13. Nous avons dit pourquoi à la dixième heure. Voyons la suite : « André, frère de Simon Pierre, était un de ceux qui avaient entendu Jean et avaient suivi Jésus. Il rencontra Simon son frère et lui dit : Nous avons trouvé le Messie, c’est-à-dire le Christ ». Messie, en hébreu, c’est comme Christ, en grec, et oint, en latin. De son onction lui vient le nom de Christ. Chrisma, en grec, veut dire onction, donc le Christ veut dire : oint. Onction unique, onction particulière et à laquelle participent tous les chrétiens et lui aussi, mais plus excellemment que tous.
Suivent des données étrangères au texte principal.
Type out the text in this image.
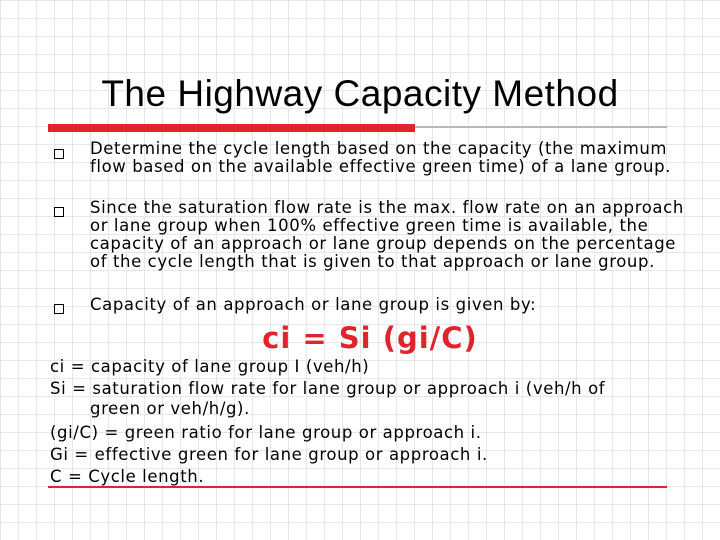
The Highway Capacity Method

Determine the cycle length based on the capacity (the maximum flow based on the available effective green time) of a lane group.

Since the saturation flow rate is the max. flow rate on an approach or lane group when 100% effective green time is available, the capacity of an approach or lane group depends on the percentage of the cycle length that is given to that approach or lane group.

Capacity of an approach or lane group is given by:

ci = Si (gi/C)

ci = capacity of lane group I (veh/h)

Si = saturation flow rate for lane group or approach i (veh/h of

green or veh/h/g).

(gi/C) = green ratio for lane group or approach i.

Gi = effective green for lane group or approach i.

C = Cycle length.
Voici comment en tarie le Psalmiste, écoute-le : « C’est pourquoi, ô Dieu, votre Dieu vous a oint d’une onction de joie par-dessus tous ceux qui la partageront avec vous[2] ». Les copartageants, ce sont les saints ; mais il est, lui, tout particulièrement le Saint des saints ; il a reçu une onction qui est propre à lui seul ; il est le Christ d’une manière unique.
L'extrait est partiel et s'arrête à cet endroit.